Coding Included in Standards of Learning
NVTC supported legislation sponsored by Del. Tag Greason (HB831) and championed by CodeVA and Microsoft, which would require the Standards of Learning established by Virginia's Board of Education to include computer science and computational thinking, including computer coding. HB831 passed the General Assembly and has been signed into law by Governor McAuliffe.
H1B Visas/ Disparate Tax Treatment for Businesses
NVTC strongly opposed HB110, sponsored by Del. Mark Cole, which would have disqualified businesses that hire H1B workers from deducting wages, salaries, and other benefits paid or incurred on behalf of those employees. HB110 was tabled in House committee.
Specific budget actions of interest to the technology community include:
Global Genomics and Bioinformatics Research Institute
NVTC supported an initiative to provide targeted investment in life sciences and personalized medicine by launching the Global Genomics and Bioinformatics Research Institute at the new Inova Center for Personalized Health to leverage Virginia's life sciences and health assets, the data analytics and cyber capabilities of our technology sector, and the strengths of our universities. The final budget included $28 million in support of the initiative.
NVTC advocated for budget amendments sponsored by Sen. Jill Vogel and Del. Tag Greason to provide $1 million in additional funding to sustain and grow Virginia's MACH37 Cybersecurity Accelerator. The final budget included an additional $500,000 for MACH37. Neither the governor nor the legislature increased funding for the CIT GAP Funds or the Commonwealth Research Commercialization Fund (CRCF).

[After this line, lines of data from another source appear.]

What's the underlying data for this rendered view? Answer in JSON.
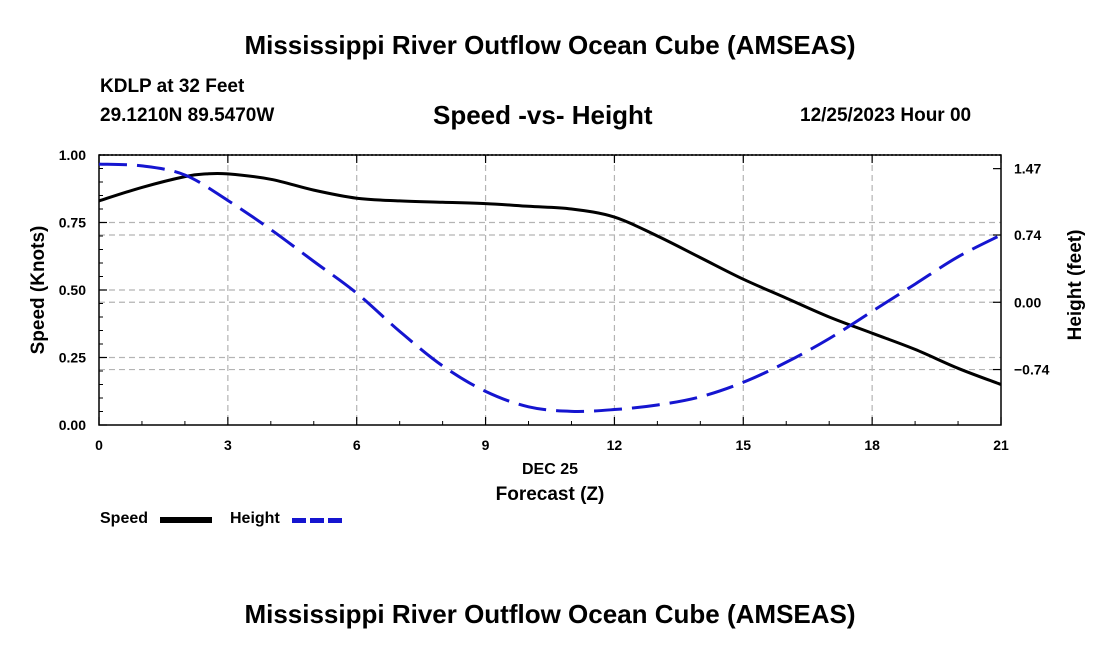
{
  "header": {
    "main_title": "Mississippi River Outflow Ocean Cube (AMSEAS)",
    "station": "KDLP at 32 Feet",
    "coords": "29.1210N  89.5470W",
    "subtitle": "Speed -vs- Height",
    "datetime": "12/25/2023 Hour 00"
  },
  "footer": {
    "main_title": "Mississippi River Outflow Ocean Cube (AMSEAS)"
  },
  "legend": {
    "speed_label": "Speed",
    "height_label": "Height"
  },
  "colors": {
    "speed": "#000000",
    "height": "#1515d0",
    "grid": "#b4b4b4"
  },
  "chart_data": {
    "type": "line",
    "title": "Speed -vs- Height",
    "xlabel": "Forecast (Z)",
    "xdate_label": "DEC 25",
    "xlim": [
      0,
      21
    ],
    "x_ticks": [
      0,
      3,
      6,
      9,
      12,
      15,
      18,
      21
    ],
    "x_tick_labels": [
      "0",
      "3",
      "6",
      "9",
      "12",
      "15",
      "18",
      "21"
    ],
    "ylabel_left": "Speed (Knots)",
    "ylim_left": [
      0,
      1
    ],
    "y_ticks_left": [
      0,
      0.25,
      0.5,
      0.75,
      1.0
    ],
    "y_tick_labels_left": [
      "0.00",
      "0.25",
      "0.50",
      "0.75",
      "1.00"
    ],
    "ylabel_right": "Height (feet)",
    "ylim_right": [
      -1.35,
      1.62
    ],
    "y_ticks_right": [
      -0.74,
      0.0,
      0.74,
      1.47
    ],
    "y_tick_labels_right": [
      "−0.74",
      "0.00",
      "0.74",
      "1.47"
    ],
    "grid": true,
    "series": [
      {
        "name": "Speed",
        "axis": "left",
        "style": "solid",
        "x": [
          0,
          1,
          2,
          2.5,
          3,
          4,
          5,
          6,
          7,
          8,
          9,
          10,
          11,
          12,
          13,
          14,
          15,
          16,
          17,
          18,
          19,
          20,
          21
        ],
        "values": [
          0.83,
          0.88,
          0.92,
          0.93,
          0.93,
          0.91,
          0.87,
          0.84,
          0.83,
          0.825,
          0.82,
          0.81,
          0.8,
          0.77,
          0.7,
          0.62,
          0.54,
          0.47,
          0.4,
          0.34,
          0.28,
          0.21,
          0.15
        ]
      },
      {
        "name": "Height",
        "axis": "right",
        "style": "dashed",
        "x": [
          0,
          1,
          2,
          3,
          4,
          5,
          6,
          7,
          8,
          9,
          10,
          11,
          12,
          13,
          14,
          15,
          16,
          17,
          18,
          19,
          20,
          21
        ],
        "values": [
          1.52,
          1.5,
          1.4,
          1.12,
          0.8,
          0.45,
          0.1,
          -0.32,
          -0.7,
          -0.98,
          -1.15,
          -1.2,
          -1.18,
          -1.13,
          -1.04,
          -0.88,
          -0.66,
          -0.4,
          -0.1,
          0.2,
          0.5,
          0.74
        ]
      }
    ]
  }
}
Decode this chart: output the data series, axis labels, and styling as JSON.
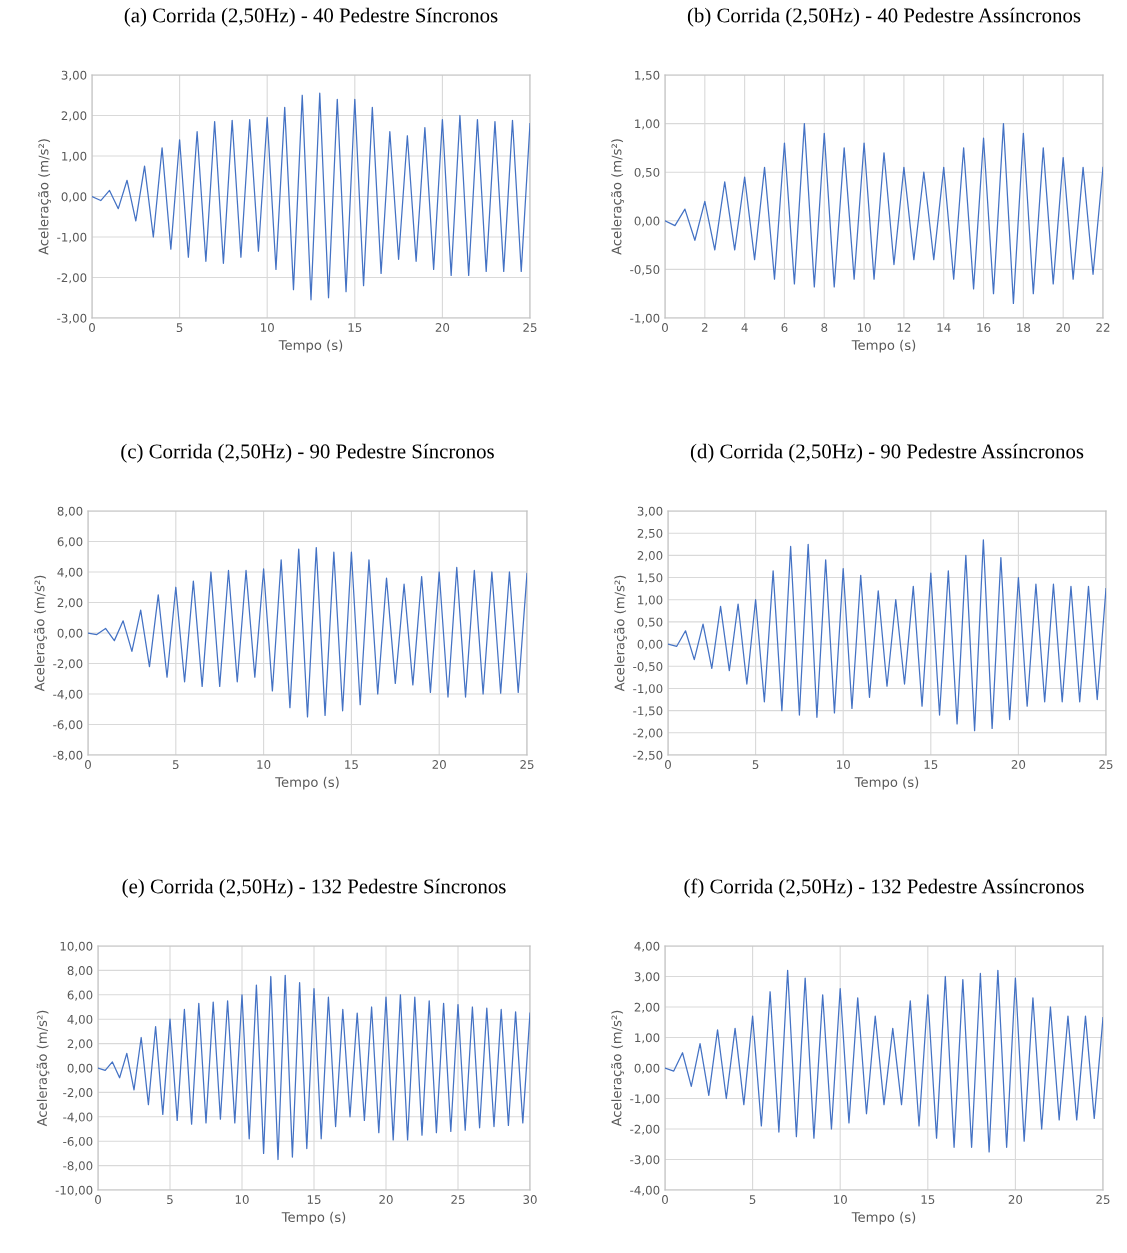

NVTC supported $15 million in funding included in the Governor's budget proposal for several of the workforce and education recommendations forwarded by the Virginia Cyber Security Commission. The final budget included $4.0 million in funding to support a cyber-range, $1 million in funding to create the Scholarships for Service tuition program, $800,000 for George Mason University to develop a pathway program to attract and train veterans for cyber security careers, $750,000 to support the development of an Information Sharing and Analysis Organization (ISAO) under the Secretary of Technology, and $432,000 to establish a cybersecurity program director for the Virginia Community College System and to develop appropriate curriculum to help all of Virginia's community colleges to offer coursework in cybersecurity.
Funding for Dulles International Airport
NVTC supported Governor McAuliffe's budget proposal to make a one-time investment of $50 million over two years to improve the competitiveness of Dulles International Airport by reducing the cost per passenger enplanement. The final budget included the full $50 million in funding.
The final budget included $1.4 million to support Virginia's unmanned systems industry for development of commercial centers of excellence and ground support facilities for Wallops Island.
Virginia Biosciences Health Research Corporation
Governor McAuliffe had included $17.5 million over the biennium in his introduced budget in support of the Virginia Biosciences Health Research Corporation as part of his biosciences initiative. The final budget included $7.5 million over the biennium.